Thirteen years ago, Rabbi Ephraim Buchwald gave his final speech as president of the Association of Jewish Outreach Professionals. Relying on data from the 1990 National Jewish Population Survey - that gloomy research which set off alarms throughout American Jewish life - he estimated that, on the average, each year each outreach professional had produced fewer than a single person who returned to Judaism by keeping Shabbos and eating kosher. Rabbi Buchwald - he is Effie to me - revisited the issue in a recent speech before the Rabbinical Council of America. This time around, he had "some good news to share." He now estimates that the number of baalei teshuva [returnees to Judaism] had doubled since 1990, so that "each outreach professional now produces about 1 2/3 baalei teshuva a year."
I wonder about the reliability of this more upbeat assessment. Effie knows that outreach is exaggeration-prone. He knows that Judaism is losing far more than we are gaining, that "the hard cold fact" is that since 1990 "80,000 Jews a year walked away from their Judaism." In short, we have "nothing less than a tragic Jewish meltdown." We need to ask why kiruv or outreach is "abysmally unsuccessful."
No one is better suited than Effie to deal with this question. For a generation he has led the pioneering Lincoln Square Synagogue's beginners service. He established the National Jewish Outreach Program, which he continues to head, to market the beginners service concept, turn Friday Night Into Shabbos and other creative outreach activities. His achievements transcend the organizational. Kiruv is his life mission and he brings to the challenge a wonderful blend of humor and seriousness as he has directly touched the lives of thousands, many of them at Aidel's and his Shabbos table.
Not all of these contacts result in the desired outcome, but certainly not for lack of commitment. We live in an open society with multiple exit points and too much that impels too many Jews to exit Jewish life.
Effie believes that outreach is less successful than it can be because we are at once "too demanding" of those who are exploring a return to Judaism and too enamored of quickie outreach activities which we foolishly believe can produce instant results. The return to Judaism is a spiritual journey that inevitably entails a number of stages and difficult issues. It is a journey that requires patience. Outreach workers must use multiple strategies and even then they often do not succeed.
Education and especially day schools have become a familiar mantra in contemporary Jewish life. There is no quarreling with the concept; the problem is the execution. Too many factors, including high tuition and inadequate philanthropic support, have reduced the capacity of day schools to be effective vehicles for outreach. The sad decline of the National Society of Hebrew Day Schools means that this organization that had been the driving force in creating schools that could reach out is now AWOL. Nor does it help that outreach functions nearly everywhere in North America as an independent activity, without an organic connection to religious education. Many of the day schools that have engaged in outreach activity are too feeble to do the job we need them to do and too many day schools established to serve the non-Orthodox are too feeble religiously to do the job we need them to do.
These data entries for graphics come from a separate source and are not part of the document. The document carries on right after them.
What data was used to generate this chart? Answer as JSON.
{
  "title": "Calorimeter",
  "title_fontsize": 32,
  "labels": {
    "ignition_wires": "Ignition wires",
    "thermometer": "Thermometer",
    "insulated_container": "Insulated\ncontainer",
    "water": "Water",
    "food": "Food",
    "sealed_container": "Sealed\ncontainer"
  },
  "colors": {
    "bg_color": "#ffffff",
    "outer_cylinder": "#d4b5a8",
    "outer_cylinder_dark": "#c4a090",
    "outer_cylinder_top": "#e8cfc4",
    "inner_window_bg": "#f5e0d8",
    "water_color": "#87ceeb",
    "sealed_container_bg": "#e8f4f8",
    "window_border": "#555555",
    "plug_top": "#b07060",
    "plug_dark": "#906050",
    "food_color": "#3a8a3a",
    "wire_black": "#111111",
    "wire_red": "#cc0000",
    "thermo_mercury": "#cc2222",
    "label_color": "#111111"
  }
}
Even with adequate funding and all necessary resources abundantly available, outreach is a difficult enterprise because, to borrow from Paul Cowan's apt phrase, the majority of American Jews are orphans in history. The Ten Lost Tribes never returned and millions of lost American Jews are not returning. Perhaps in some distant future there will be a Hillel Halkin to discover their remnants in ashrams in the Far East.
Yet, there are Jews who can be reached and we are obliged to reach out to them. The starting point should be involved Jews who are at risk, the synagogue attendees and day school families and others who participate in our religious life but who may be lost. As noted, the openness of American society and modernity make this task far more difficult and it does not help that too often yeshivas and day schools contribute to the deficit through indefensible admission and retention policies. Our schools too hastily expel "problem" students and they turn away applicants who should be accepted. I am ashamed that the field that I have given so much of my life to contributes to Judaic loss.
Outreach must encompass more than what schools can provide and more than what adult education can provide through the study of texts. Study often results in growth in commitment and observance, yet Effie is right that we need to reveal the joy of Jewish living and the nobility of Jewish living. We need to employ music and song far more than we now do in our effort to attract those who have moved away.
One of the glories of our religious life is the incomparable array of voluntary chesed or charitable activities sponsored by religious Jews that help people in need. Few people outside of Orthodox life know about Tomche Shabbos which provides free food in a dignified way to thousands of families each week. They know too little about the hundreds of yeshiva and day school students who visit the frail and sick and lonely in nursing homes and senior facilities. They know too little about the Bikur Cholim volunteers who each day tend to those who are hospitalized. We must think of ways that involve those whom we want to reach out to in our chesed activities. We need to link their spiritual needs with our spiritual elegance and achievements.
That is the standard that Effie Buchwald has lived by in his truly noble efforts as our premier outreach leader.